In this bath, we dive into what goes into Jacqueline’s artistic practice and how to bring projects from start to finish. Jacqueline is wise and self-aware. She describes herself as a naturally born performer, identifying with performance from a young age. Being a performer, however, doesn’t mean always being in performance. In living in Detroit, the reality of people having basic needs is raw. In being in a landscape where everyone has to get their own things done, Jacqueline describes a natural balance of knowing when to be inward and when to be outward (when is performance-time and when is it not).

Jacqueline believes that the intrinsic knowledge all exists within the seasons. Her latest book A Year In Practice delves into what practices resonate with the cycles of the earth, in order to create art and birth it into the world. Los Angeles taught her about the seasons, because of their subtlety.

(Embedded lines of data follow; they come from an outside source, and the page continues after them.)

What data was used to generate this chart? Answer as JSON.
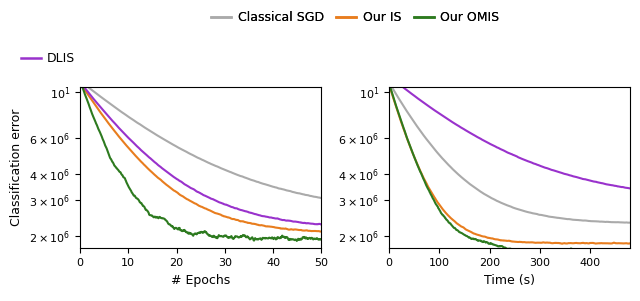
{
  "colors": {
    "classical_sgd": "#aaaaaa",
    "our_is": "#e87d1e",
    "our_omis": "#2d7a1f",
    "dlis": "#9932cc"
  },
  "ylim": [
    1750000.0,
    10500000.0
  ],
  "yticks": [
    2000000.0,
    3000000.0,
    4000000.0,
    6000000.0,
    10000000.0
  ],
  "ylabel": "Classification error",
  "xlabel1": "# Epochs",
  "xlabel2": "Time (s)",
  "label_fontsize": 9,
  "tick_fontsize": 8,
  "legend_fontsize": 9,
  "lw": 1.5,
  "ep_xlim": [
    0,
    50
  ],
  "ep_xticks": [
    0,
    10,
    20,
    30,
    40,
    50
  ],
  "t_xlim": [
    0,
    480
  ],
  "t_xticks": [
    0,
    100,
    200,
    300,
    400
  ]
}
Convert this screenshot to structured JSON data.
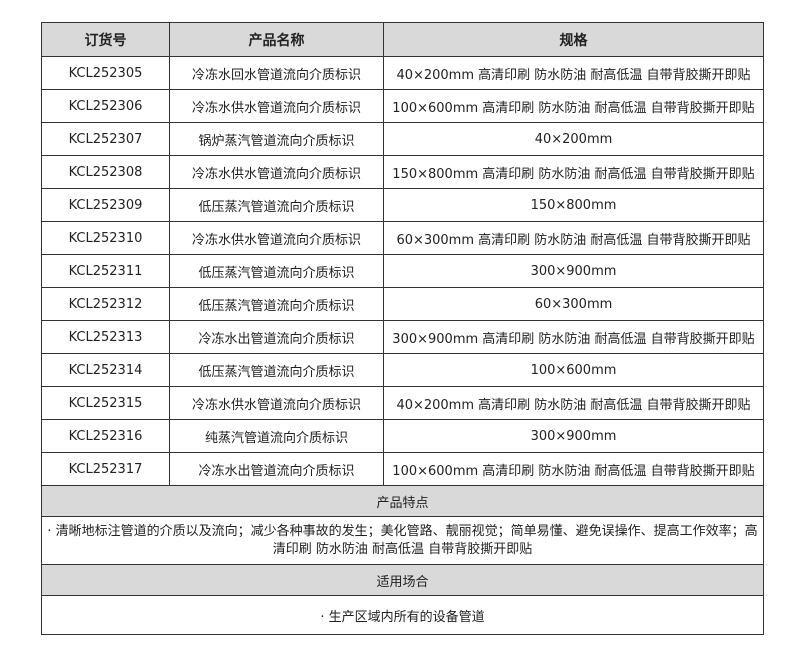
{
  "headers": [
    "订货号",
    "产品名称",
    "规格"
  ],
  "rows": [
    [
      "KCL252305",
      "冷冻水回水管道流向介质标识",
      "40×200mm 高清印刷 防水防油 耐高低温 自带背胶撕开即贴"
    ],
    [
      "KCL252306",
      "冷冻水供水管道流向介质标识",
      "100×600mm 高清印刷 防水防油 耐高低温 自带背胶撕开即贴"
    ],
    [
      "KCL252307",
      "锅炉蒸汽管道流向介质标识",
      "40×200mm"
    ],
    [
      "KCL252308",
      "冷冻水供水管道流向介质标识",
      "150×800mm 高清印刷 防水防油 耐高低温 自带背胶撕开即贴"
    ],
    [
      "KCL252309",
      "低压蒸汽管道流向介质标识",
      "150×800mm"
    ],
    [
      "KCL252310",
      "冷冻水供水管道流向介质标识",
      "60×300mm 高清印刷 防水防油 耐高低温 自带背胶撕开即贴"
    ],
    [
      "KCL252311",
      "低压蒸汽管道流向介质标识",
      "300×900mm"
    ],
    [
      "KCL252312",
      "低压蒸汽管道流向介质标识",
      "60×300mm"
    ],
    [
      "KCL252313",
      "冷冻水出管道流向介质标识",
      "300×900mm 高清印刷 防水防油 耐高低温 自带背胶撕开即贴"
    ],
    [
      "KCL252314",
      "低压蒸汽管道流向介质标识",
      "100×600mm"
    ],
    [
      "KCL252315",
      "冷冻水供水管道流向介质标识",
      "40×200mm 高清印刷 防水防油 耐高低温 自带背胶撕开即贴"
    ],
    [
      "KCL252316",
      "纯蒸汽管道流向介质标识",
      "300×900mm"
    ],
    [
      "KCL252317",
      "冷冻水出管道流向介质标识",
      "100×600mm 高清印刷 防水防油 耐高低温 自带背胶撕开即贴"
    ]
  ],
  "features": {
    "title": "产品特点",
    "text": "· 清晰地标注管道的介质以及流向；减少各种事故的发生；美化管路、靓丽视觉；简单易懂、避免误操作、提高工作效率；高清印刷 防水防油 耐高低温 自带背胶撕开即贴"
  },
  "usage": {
    "title": "适用场合",
    "text": "· 生产区域内所有的设备管道"
  }
}
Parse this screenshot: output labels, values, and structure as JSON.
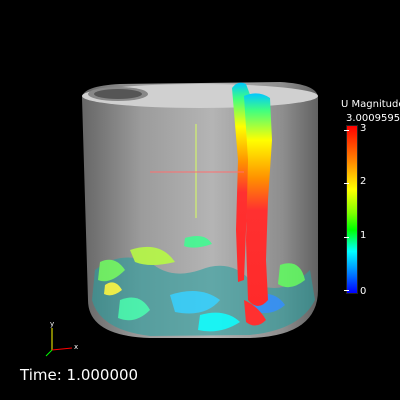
{
  "colorbar": {
    "title": "U Magnitude",
    "max_label": "3.0009595",
    "tick_labels": [
      "3",
      "2",
      "1",
      "0"
    ],
    "colors": [
      "#ff0000",
      "#ffff00",
      "#00ff00",
      "#00ffff",
      "#0000ff"
    ]
  },
  "time": {
    "label": "Time: 1.000000"
  },
  "axes": {
    "x": "x",
    "y": "y"
  }
}
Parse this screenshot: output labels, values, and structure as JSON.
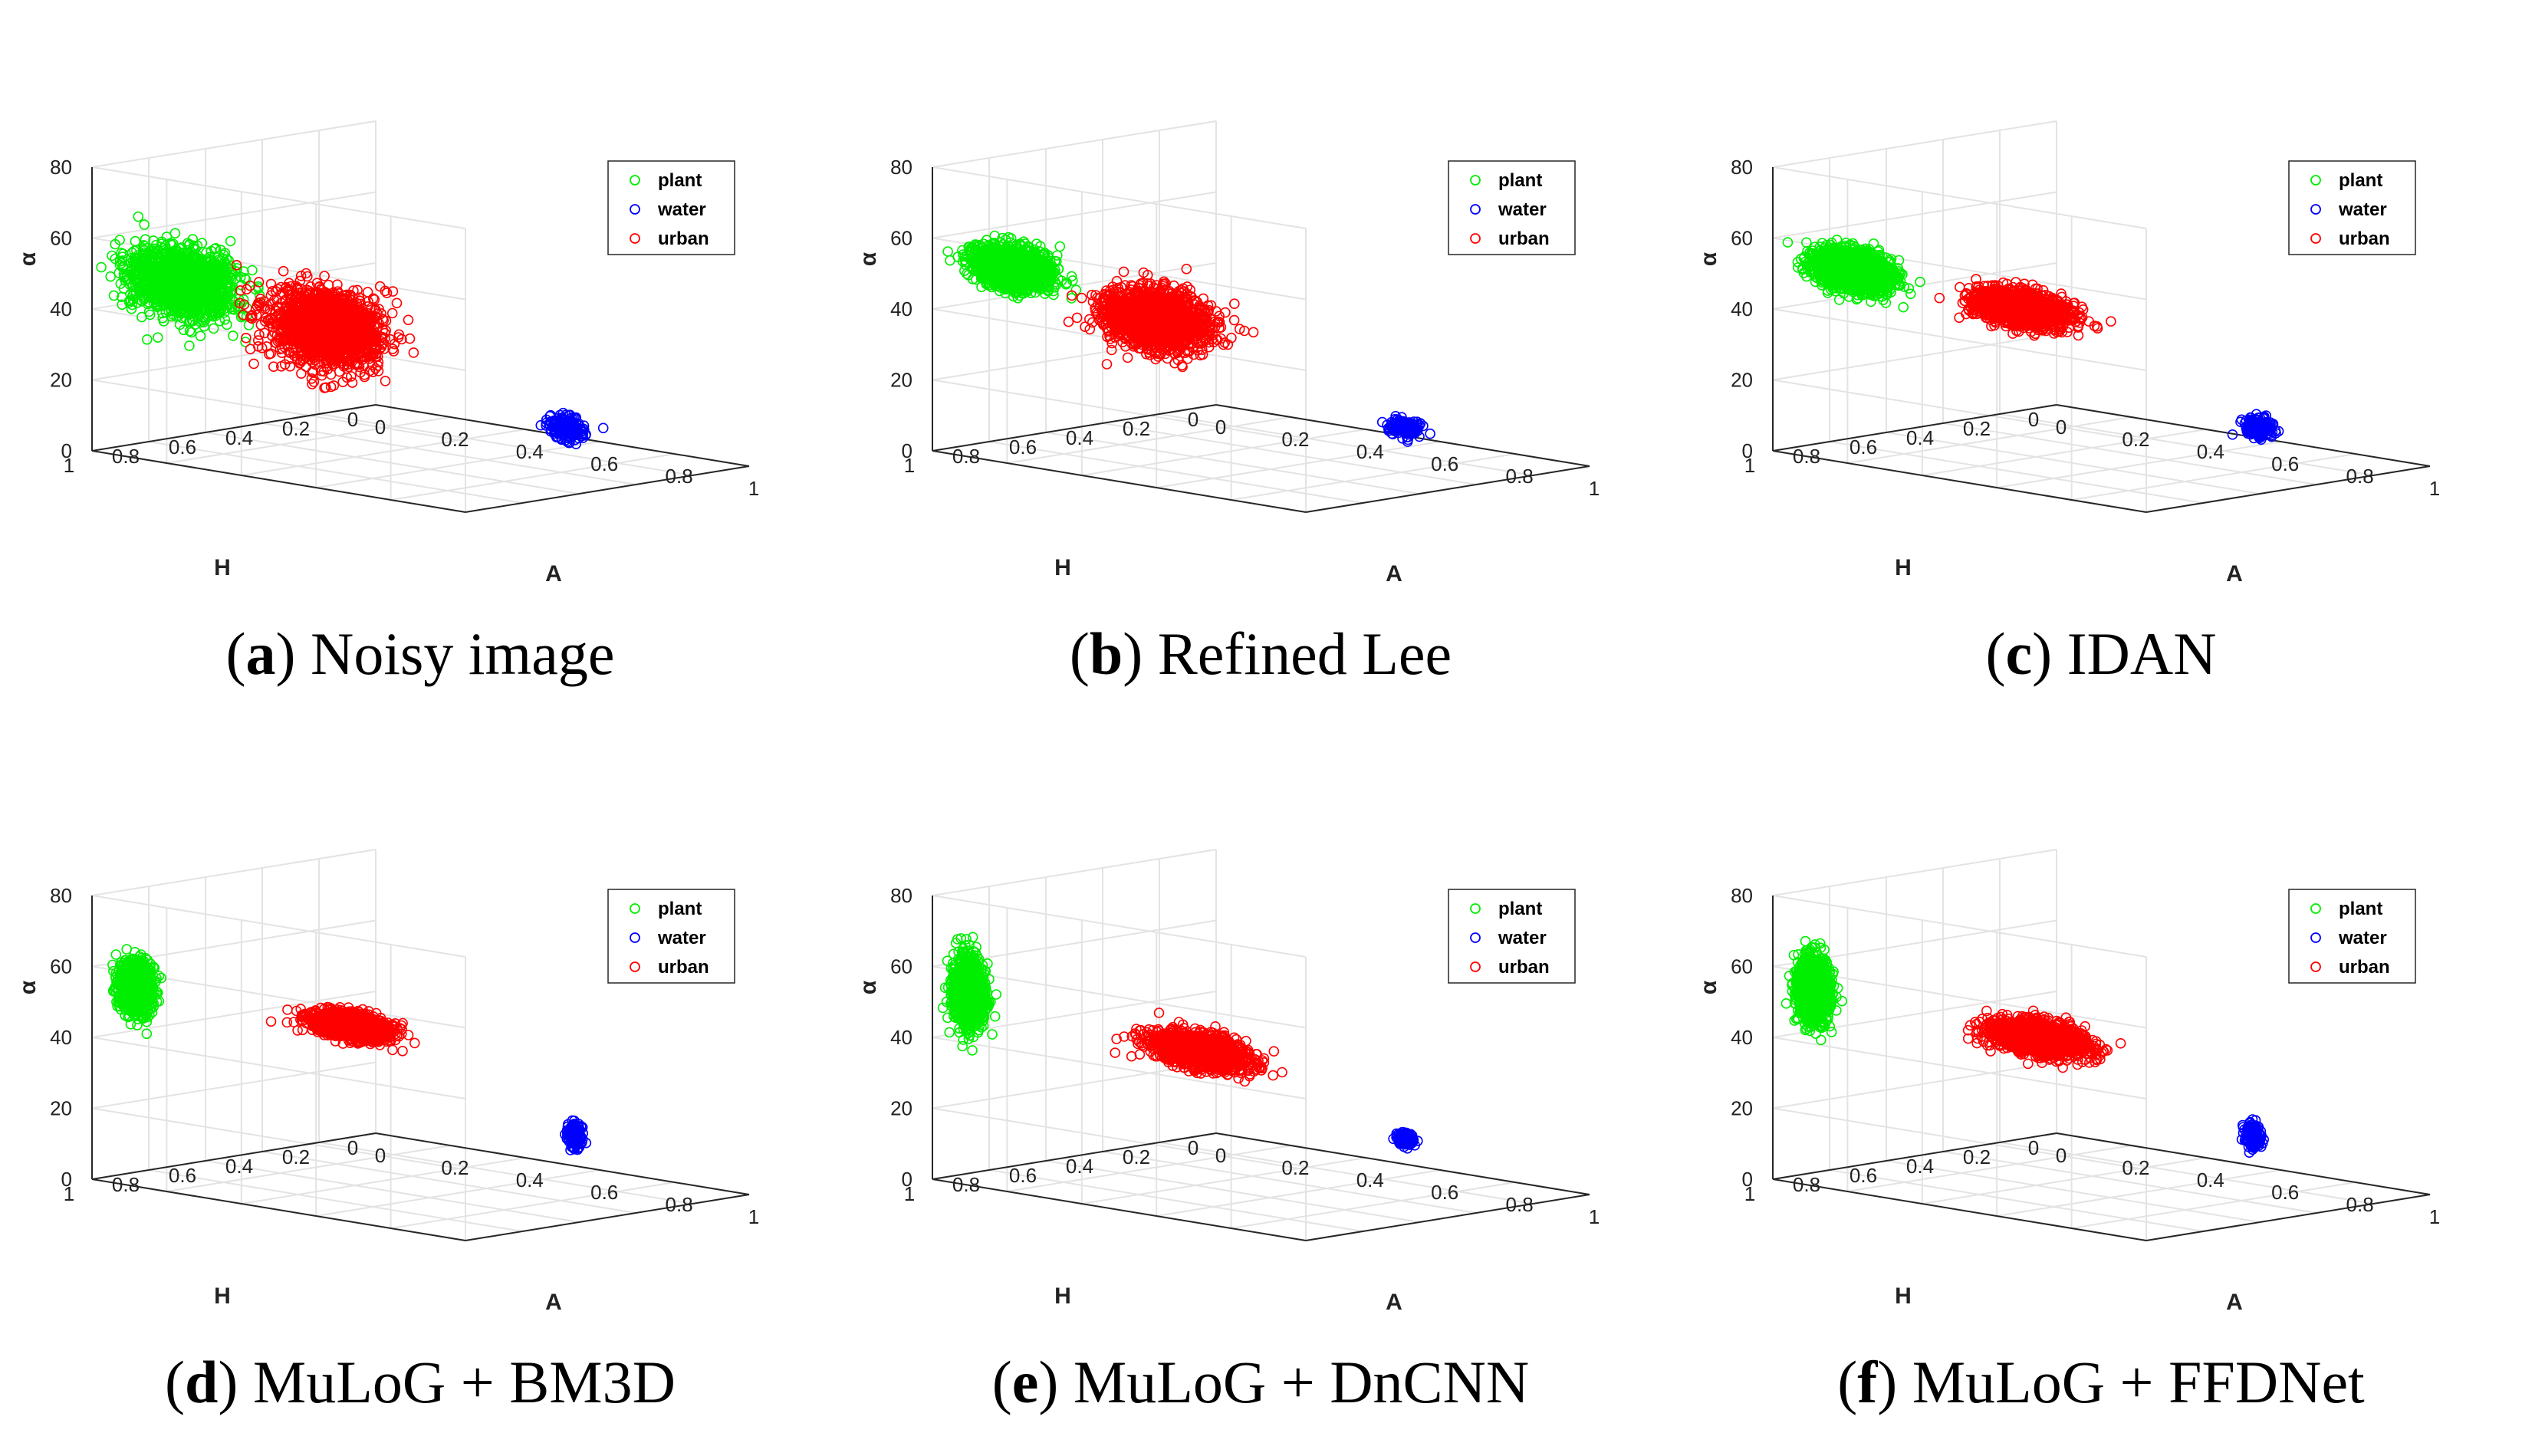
{
  "figure": {
    "panels": [
      {
        "letter": "a",
        "caption": " Noisy image"
      },
      {
        "letter": "b",
        "caption": " Refined Lee"
      },
      {
        "letter": "c",
        "caption": " IDAN"
      },
      {
        "letter": "d",
        "caption": " MuLoG + BM3D"
      },
      {
        "letter": "e",
        "caption": " MuLoG + DnCNN"
      },
      {
        "letter": "f",
        "caption": " MuLoG + FFDNet"
      }
    ]
  },
  "colors": {
    "plant": "#00ee00",
    "water": "#0000ff",
    "urban": "#ff0000",
    "grid": "#e3e3e3",
    "axis": "#262626"
  },
  "chart_data": [
    {
      "type": "scatter3d",
      "title": "(a) Noisy image",
      "xlabel": "A",
      "ylabel": "H",
      "zlabel": "α",
      "xlim": [
        0,
        1
      ],
      "ylim": [
        0,
        1
      ],
      "zlim": [
        0,
        80
      ],
      "xticks": [
        "0",
        "0.2",
        "0.4",
        "0.6",
        "0.8",
        "1"
      ],
      "yticks": [
        "0",
        "0.2",
        "0.4",
        "0.6",
        "0.8",
        "1"
      ],
      "zticks": [
        "0",
        "20",
        "40",
        "60",
        "80"
      ],
      "legend": [
        "plant",
        "water",
        "urban"
      ],
      "series": [
        {
          "name": "plant",
          "A_center": 0.22,
          "H_center": 0.97,
          "alpha_center": 51,
          "spread": [
            0.14,
            0.03,
            8
          ]
        },
        {
          "name": "water",
          "A_center": 0.56,
          "H_center": 0.06,
          "alpha_center": 4,
          "spread": [
            0.05,
            0.03,
            3
          ]
        },
        {
          "name": "urban",
          "A_center": 0.52,
          "H_center": 0.86,
          "alpha_center": 42,
          "spread": [
            0.14,
            0.06,
            9
          ]
        }
      ]
    },
    {
      "type": "scatter3d",
      "title": "(b) Refined Lee",
      "xlabel": "A",
      "ylabel": "H",
      "zlabel": "α",
      "xlim": [
        0,
        1
      ],
      "ylim": [
        0,
        1
      ],
      "zlim": [
        0,
        80
      ],
      "xticks": [
        "0",
        "0.2",
        "0.4",
        "0.6",
        "0.8",
        "1"
      ],
      "yticks": [
        "0",
        "0.2",
        "0.4",
        "0.6",
        "0.8",
        "1"
      ],
      "zticks": [
        "0",
        "20",
        "40",
        "60",
        "80"
      ],
      "legend": [
        "plant",
        "water",
        "urban"
      ],
      "series": [
        {
          "name": "plant",
          "A_center": 0.2,
          "H_center": 0.98,
          "alpha_center": 55,
          "spread": [
            0.1,
            0.02,
            5
          ]
        },
        {
          "name": "water",
          "A_center": 0.55,
          "H_center": 0.06,
          "alpha_center": 4,
          "spread": [
            0.04,
            0.02,
            2
          ]
        },
        {
          "name": "urban",
          "A_center": 0.5,
          "H_center": 0.87,
          "alpha_center": 44,
          "spread": [
            0.13,
            0.05,
            7
          ]
        }
      ]
    },
    {
      "type": "scatter3d",
      "title": "(c) IDAN",
      "xlabel": "A",
      "ylabel": "H",
      "zlabel": "α",
      "xlim": [
        0,
        1
      ],
      "ylim": [
        0,
        1
      ],
      "zlim": [
        0,
        80
      ],
      "xticks": [
        "0",
        "0.2",
        "0.4",
        "0.6",
        "0.8",
        "1"
      ],
      "yticks": [
        "0",
        "0.2",
        "0.4",
        "0.6",
        "0.8",
        "1"
      ],
      "zticks": [
        "0",
        "20",
        "40",
        "60",
        "80"
      ],
      "legend": [
        "plant",
        "water",
        "urban"
      ],
      "series": [
        {
          "name": "plant",
          "A_center": 0.2,
          "H_center": 0.98,
          "alpha_center": 54,
          "spread": [
            0.1,
            0.02,
            5
          ]
        },
        {
          "name": "water",
          "A_center": 0.6,
          "H_center": 0.08,
          "alpha_center": 5,
          "spread": [
            0.04,
            0.02,
            2.5
          ]
        },
        {
          "name": "urban",
          "A_center": 0.56,
          "H_center": 0.86,
          "alpha_center": 48,
          "spread": [
            0.12,
            0.03,
            4
          ]
        }
      ]
    },
    {
      "type": "scatter3d",
      "title": "(d) MuLoG + BM3D",
      "xlabel": "A",
      "ylabel": "H",
      "zlabel": "α",
      "xlim": [
        0,
        1
      ],
      "ylim": [
        0,
        1
      ],
      "zlim": [
        0,
        80
      ],
      "xticks": [
        "0",
        "0.2",
        "0.4",
        "0.6",
        "0.8",
        "1"
      ],
      "yticks": [
        "0",
        "0.2",
        "0.4",
        "0.6",
        "0.8",
        "1"
      ],
      "zticks": [
        "0",
        "20",
        "40",
        "60",
        "80"
      ],
      "legend": [
        "plant",
        "water",
        "urban"
      ],
      "series": [
        {
          "name": "plant",
          "A_center": 0.11,
          "H_center": 0.99,
          "alpha_center": 56,
          "spread": [
            0.04,
            0.01,
            6
          ]
        },
        {
          "name": "water",
          "A_center": 0.58,
          "H_center": 0.06,
          "alpha_center": 10,
          "spread": [
            0.02,
            0.01,
            3
          ]
        },
        {
          "name": "urban",
          "A_center": 0.6,
          "H_center": 0.88,
          "alpha_center": 52,
          "spread": [
            0.1,
            0.02,
            3
          ]
        }
      ]
    },
    {
      "type": "scatter3d",
      "title": "(e) MuLoG + DnCNN",
      "xlabel": "A",
      "ylabel": "H",
      "zlabel": "α",
      "xlim": [
        0,
        1
      ],
      "ylim": [
        0,
        1
      ],
      "zlim": [
        0,
        80
      ],
      "xticks": [
        "0",
        "0.2",
        "0.4",
        "0.6",
        "0.8",
        "1"
      ],
      "yticks": [
        "0",
        "0.2",
        "0.4",
        "0.6",
        "0.8",
        "1"
      ],
      "zticks": [
        "0",
        "20",
        "40",
        "60",
        "80"
      ],
      "legend": [
        "plant",
        "water",
        "urban"
      ],
      "series": [
        {
          "name": "plant",
          "A_center": 0.09,
          "H_center": 0.99,
          "alpha_center": 54,
          "spread": [
            0.04,
            0.01,
            8
          ]
        },
        {
          "name": "water",
          "A_center": 0.56,
          "H_center": 0.07,
          "alpha_center": 9,
          "spread": [
            0.02,
            0.01,
            1.5
          ]
        },
        {
          "name": "urban",
          "A_center": 0.62,
          "H_center": 0.87,
          "alpha_center": 45,
          "spread": [
            0.12,
            0.02,
            4
          ]
        }
      ]
    },
    {
      "type": "scatter3d",
      "title": "(f) MuLoG + FFDNet",
      "xlabel": "A",
      "ylabel": "H",
      "zlabel": "α",
      "xlim": [
        0,
        1
      ],
      "ylim": [
        0,
        1
      ],
      "zlim": [
        0,
        80
      ],
      "xticks": [
        "0",
        "0.2",
        "0.4",
        "0.6",
        "0.8",
        "1"
      ],
      "yticks": [
        "0",
        "0.2",
        "0.4",
        "0.6",
        "0.8",
        "1"
      ],
      "zticks": [
        "0",
        "20",
        "40",
        "60",
        "80"
      ],
      "legend": [
        "plant",
        "water",
        "urban"
      ],
      "series": [
        {
          "name": "plant",
          "A_center": 0.1,
          "H_center": 0.99,
          "alpha_center": 55,
          "spread": [
            0.04,
            0.01,
            7
          ]
        },
        {
          "name": "water",
          "A_center": 0.58,
          "H_center": 0.07,
          "alpha_center": 10,
          "spread": [
            0.02,
            0.01,
            3
          ]
        },
        {
          "name": "urban",
          "A_center": 0.62,
          "H_center": 0.88,
          "alpha_center": 49,
          "spread": [
            0.12,
            0.02,
            4
          ]
        }
      ]
    }
  ]
}
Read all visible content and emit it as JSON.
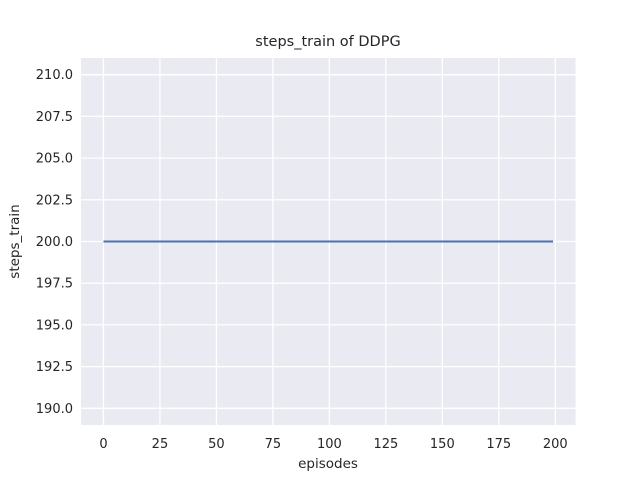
{
  "chart_data": {
    "type": "line",
    "title": "steps_train of DDPG",
    "xlabel": "episodes",
    "ylabel": "steps_train",
    "xlim": [
      -9.95,
      208.95
    ],
    "ylim": [
      189,
      211
    ],
    "xticks": [
      {
        "v": 0,
        "label": "0"
      },
      {
        "v": 25,
        "label": "25"
      },
      {
        "v": 50,
        "label": "50"
      },
      {
        "v": 75,
        "label": "75"
      },
      {
        "v": 100,
        "label": "100"
      },
      {
        "v": 125,
        "label": "125"
      },
      {
        "v": 150,
        "label": "150"
      },
      {
        "v": 175,
        "label": "175"
      },
      {
        "v": 200,
        "label": "200"
      }
    ],
    "yticks": [
      {
        "v": 190.0,
        "label": "190.0"
      },
      {
        "v": 192.5,
        "label": "192.5"
      },
      {
        "v": 195.0,
        "label": "195.0"
      },
      {
        "v": 197.5,
        "label": "197.5"
      },
      {
        "v": 200.0,
        "label": "200.0"
      },
      {
        "v": 202.5,
        "label": "202.5"
      },
      {
        "v": 205.0,
        "label": "205.0"
      },
      {
        "v": 207.5,
        "label": "207.5"
      },
      {
        "v": 210.0,
        "label": "210.0"
      }
    ],
    "grid": true,
    "legend_position": "none",
    "plot_bg": "#EAEAF2",
    "grid_color": "#FFFFFF",
    "text_color": "#262626",
    "series": [
      {
        "name": "steps_train",
        "color": "#4C72B0",
        "points": [
          [
            0,
            200
          ],
          [
            199,
            200
          ]
        ]
      }
    ]
  }
}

She urges us to witness how we are doing art with the earth, not ever alone. Therefore, in places like Los Angeles and even just living in a capitalist society, we have to fight for Winter. We have to fight to turn down, and fight to embrace the inward nature of winter. And there are practices for that. 

“You don’t have to reinvent the wheel” is a sign that sits at her desk. Jacqueline suggests that there are carefully documented and practiced activities that so many incredible artists have done before us, and we can lean into their way of doing things. We are not losing our authenticity by using someone else’s methodology. "We don’t have to make this all up from scratch," Jacqueline says. And her most recent book distills these practices into something accessible. We hope you enjoy this conversation and her book!